02:36:36.741 [main] ERROR c.r.e.d.service.utils.LuceneUtils -
  startOffset必须为非负数,endOffset必须为> =
  startOffset,startOffset = 2147483646,endOffset = -2147483645
  java.lang.IllegalArgumentException:startOffset必须是非负的,
  和endOffset必须是> = startOffset,
  startOffset = 2147483646,endOffset = -2147483645 at   org.apache.lucene.analysis.tokenattributes.PackedTokenAttributeImpl.setOffset(PackedTokenAttributeImpl.java:107)
  〜[lucene-core-4.10.4.jar:4.10.4 1662817 - 迈克 - 2015-02-27 16:38:43]
    在
  org.apache.lucene.analysis.standard.StandardTokenizer.incrementToken(StandardTokenizer.java:208)
  〜[lucene-analyzers-common-4.10.4.jar:4.10.4 1662817 - 迈克 -
  2015-02-27 16:38:59]在   org.apache.lucene.analysis.standard.StandardFilter.incrementToken(StandardFilter.java:57)
  〜[lucene-analyzers-common-4.10.4.jar:4.10.4 1662817 - 迈克 -
  2015-02-27 16:38:59]在   org.apache.lucene.analysis.core.LowerCaseFilter.incrementToken(LowerCaseFilter.java:62)
  〜[lucene-analyzers-common-4.10.4.jar:4.10.4 1662817 - 迈克 -
  2015-02-27 16:38:59]在   org.apache.lucene.analysis.util.FilteringTokenFilter.incrementToken(FilteringTokenFilter.java:90)
  〜[lucene-analyzers-common-4.10.4.jar:4.10.4 1662817 - 迈克 -
  2015-02-27 16:38:59]在   org.apache.lucene.index.DefaultIndexingChain $ PerField.invert(DefaultIndexingChain.java:618)
  〜[lucene-core-4.10.4.jar:4.10.4 1662817 - 迈克 - 2015-02-27 16:38:43]
    在
  org.apache.lucene.index.DefaultIndexingChain.processField(DefaultIndexingChain.java:359)
  〜[lucene-core-4.10.4.jar:4.10.4 1662817 - 迈克 - 2015-02-27 16:38:43]
    在
  org.apache.lucene.index.DefaultIndexingChain.processDocument(DefaultIndexingChain.java:318)
  〜[lucene-core-4.10.4.jar:4.10.4 1662817 - 迈克 - 2015-02-27 16:38:43]
    在
  org.apache.lucene.index.DocumentsWriterPerThread.updateDocument(DocumentsWriterPerThread.java:241)
  〜[lucene-core-4.10.4.jar:4.10.4 1662817 - 迈克 - 2015-02-27 16:38:43]
    在
  org.apache.lucene.index.DocumentsWriter.updateDocument(DocumentsWriter.java:465)
  〜[lucene-core-4.10.4.jar:4.10.4 1662817 - 迈克 - 2015-02-27 16:38:43]
    在
  org.apache.lucene.index.IndexWriter.updateDocument(IndexWriter.java:1526)
  〜[lucene-core-4.10.4.jar:4.10.4 1662817 - 迈克 - 2015-02-27 16:38:43]
    在
  org.apache.lucene.index.IndexWriter.addDocument(IndexWriter.java:1252)
  〜[lucene-core-4.10.4.jar:4.10.4 1662817 - 迈克 - 2015-02-27 16:38:43]
    在
  org.apache.lucene.index.IndexWriter.addDocument(IndexWriter.java:1234)
  〜[lucene-core-4.10.4.jar:4.10.4 1662817 - 迈克 - 2015-02-27 16:38:43]

我也发现了这个jira https://issues.apache.org/jira/browse/LUCENE-5111。
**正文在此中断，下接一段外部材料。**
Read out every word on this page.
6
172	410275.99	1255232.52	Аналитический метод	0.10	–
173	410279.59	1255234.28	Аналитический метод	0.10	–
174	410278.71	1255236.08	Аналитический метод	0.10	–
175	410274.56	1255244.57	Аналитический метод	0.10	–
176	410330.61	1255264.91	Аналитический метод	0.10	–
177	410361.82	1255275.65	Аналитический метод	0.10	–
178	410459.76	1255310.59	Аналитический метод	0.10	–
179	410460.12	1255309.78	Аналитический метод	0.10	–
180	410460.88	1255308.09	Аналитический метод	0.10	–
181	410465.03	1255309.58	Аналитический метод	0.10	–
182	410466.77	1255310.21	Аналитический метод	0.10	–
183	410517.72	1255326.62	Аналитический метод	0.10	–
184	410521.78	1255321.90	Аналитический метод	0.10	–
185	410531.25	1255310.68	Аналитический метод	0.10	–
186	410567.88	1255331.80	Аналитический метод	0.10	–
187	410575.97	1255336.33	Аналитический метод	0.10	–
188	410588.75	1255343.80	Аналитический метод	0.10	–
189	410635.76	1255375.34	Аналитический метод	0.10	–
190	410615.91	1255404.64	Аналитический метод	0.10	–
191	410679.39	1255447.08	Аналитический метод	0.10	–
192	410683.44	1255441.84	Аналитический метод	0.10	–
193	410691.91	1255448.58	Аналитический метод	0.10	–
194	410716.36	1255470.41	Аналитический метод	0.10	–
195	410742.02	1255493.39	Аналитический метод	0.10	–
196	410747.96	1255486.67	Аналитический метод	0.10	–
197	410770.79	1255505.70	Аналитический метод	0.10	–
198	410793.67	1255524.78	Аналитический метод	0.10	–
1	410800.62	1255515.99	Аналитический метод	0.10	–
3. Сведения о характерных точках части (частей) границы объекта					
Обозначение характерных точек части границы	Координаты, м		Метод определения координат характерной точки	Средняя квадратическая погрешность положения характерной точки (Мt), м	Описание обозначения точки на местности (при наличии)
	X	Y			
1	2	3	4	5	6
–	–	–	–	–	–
看起来应该在 4.8 版本中修复,但它仍然出现在 4.10.4 上。

更新

我也在5.3.0版本上检查了这个并看到了相同的结果:

  

15:22:50.649 [main] ERROR developertest.LuceneUtils - startOffset必须
  是非负的,endOffset必须是> = startOffset,
  开始偏移= 2147483645,endOffset = -2147483646
  java.lang.IllegalArgumentException:startOffset必须是非负的,
  和endOffset必须是> = startOffset,
  在左边的startOffset = 2147483645,endOffset = -2147483646   org.apache.lucene.analysis.tokenattributes.PackedTokenAttributeImpl.setOffset(PackedTokenAttributeImpl.java:107)
  〜[lucene-core-5.3.0.jar:5.3.0 1696229 - 贵族 - 2015-08-17 16:59:03]
    在
  org.apache.lucene.analysis.standard.StandardTokenizer.incrementToken(StandardTokenizer.java:170)
  〜[lucene-analyzers-common-5.3.0.jar:5.3.0 1696229 - 贵族 - 2015-08-17
  16:59:45]   org.apache.lucene.analysis.standard.StandardFilter.incrementToken(StandardFilter.java:36)
  〜[lucene-analyzers-common-5.3.0.jar:5.3.0 1696229 - 贵族 - 2015-08-17
  16:59:45]   org.apache.lucene.analysis.core.LowerCaseFilter.incrementToken(LowerCaseFilter.java:45)
  〜[lucene-analyzers-common-5.3.0.jar:5.3.0 1696229 - 贵族 - 2015-08-17
  16:59:45]   org.apache.lucene.analysis.util.FilteringTokenFilter.incrementToken(FilteringTokenFilter.java:51)
  〜[lucene-analyzers-common-5.3.0.jar:5.3.0 1696229 - 贵族 - 2015-08-17
  16:59:45]   org.apache.lucene.index.DefaultIndexingChain $ PerField.invert(DefaultIndexingChain.java:613)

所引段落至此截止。